O SR. LÚCIO ALCÂNTARA (PSDB-CE. Pronuncia o seguinte discurso. Sem revisão do orador.) - Sr. Presidente, Srªs e Srs. Senadores, dois assuntos me trazem à tribuna: primeiramente, que a data de hoje assinala a ocorrência de uma reunião, a ser realizada no anexo do Palácio do Planalto, para o balanço do primeiro ano de funcionamento do Fundef - Fundo de Desenvolvimento do Ensino Fundamental. Essa matéria foi objeto, primeiro, de reforma constitucional e, segundo, de uma lei que reformulou o financiamento do ensino fundamental, remanejando recursos e estabelecendo basicamente um valor por aluno a ser pago ao Estado ou ao Município, dependendo se o aluno está matriculado na rede municipal ou estadual.

Também outra característica desse Fundo é o comprometimento de grande parte de sua receita para melhorar os salários dos professores.

Pois bem, decorrido um ano, apesar de o Fundo não ter sido totalmente implementado, até porque o per capita por aluno é de R$315,00 quando deveria ser no mínimo de R$400,00, apesar do desequilíbrio que, de alguma maneira, ele introduziu nas finanças dos Estados - principalmente no Rio de Janeiro, Bahia e até o Ceará, uma vez que significou perda de receita para esses Estados -, pode-se dizer que foi, ou está sendo, uma experiência plenamente vitoriosa. Foi uma das melhores coisas que aconteceram nos últimos anos em relação à educação, com a participação altamente positiva do Congresso Nacional, da Câmara dos Deputados e do Senado da República.

Vejamos alguns dados sobre esse Fundo de Valorização do Ensino Fundamental e o programa Toda Criança na Escola:

Aumento na matrícula do ensino fundamental de 6%, o que representa, mais ou menos, 1,8 milhão de crianças na escola até 14 anos, tendo o maior crescimento se dado no Norte e Nordeste, justamente onde há um maior número de crianças fora da escola.

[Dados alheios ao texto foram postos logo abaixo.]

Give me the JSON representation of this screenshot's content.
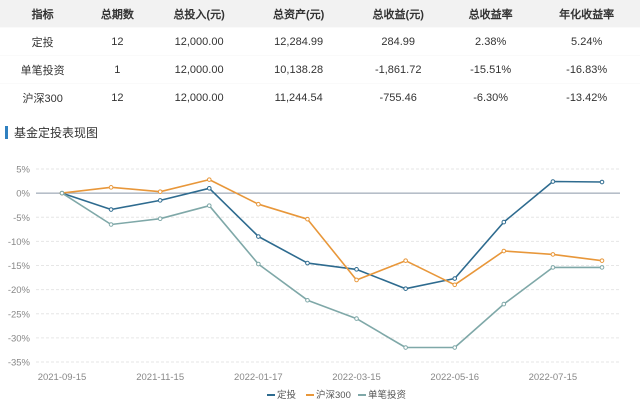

Dois mil setecentos e três Municípios tiveram elevação de receita em oito Estados, porque o piso é de R$315,00, o gasto per capita por aluno. Quando a composição do Fundo não absorve essa despesa, a União entra com recursos para complementar e se chegar aos R$315,00;

Em 1998, o Fundef movimentou R$13,3 bilhões, sendo R$8,6 bilhões dos Estados, R$4,2 bilhões dos Municípios e mais R$524 mil da União. Para este ano, a previsão é de que o Governo irá complementar os Estados e Municípios em R$850 milhões;

O Ministério da Educação mostra que foram gastos R$ 422 milhões acima do que determina a Constituição. Todos nós sabemos que a Constituição vincula despesas mínimas para os Estados, para os Municípios e para a União. O dispêndio chegou a mais de R$420 milhões sobre o que a Constituição já prevê.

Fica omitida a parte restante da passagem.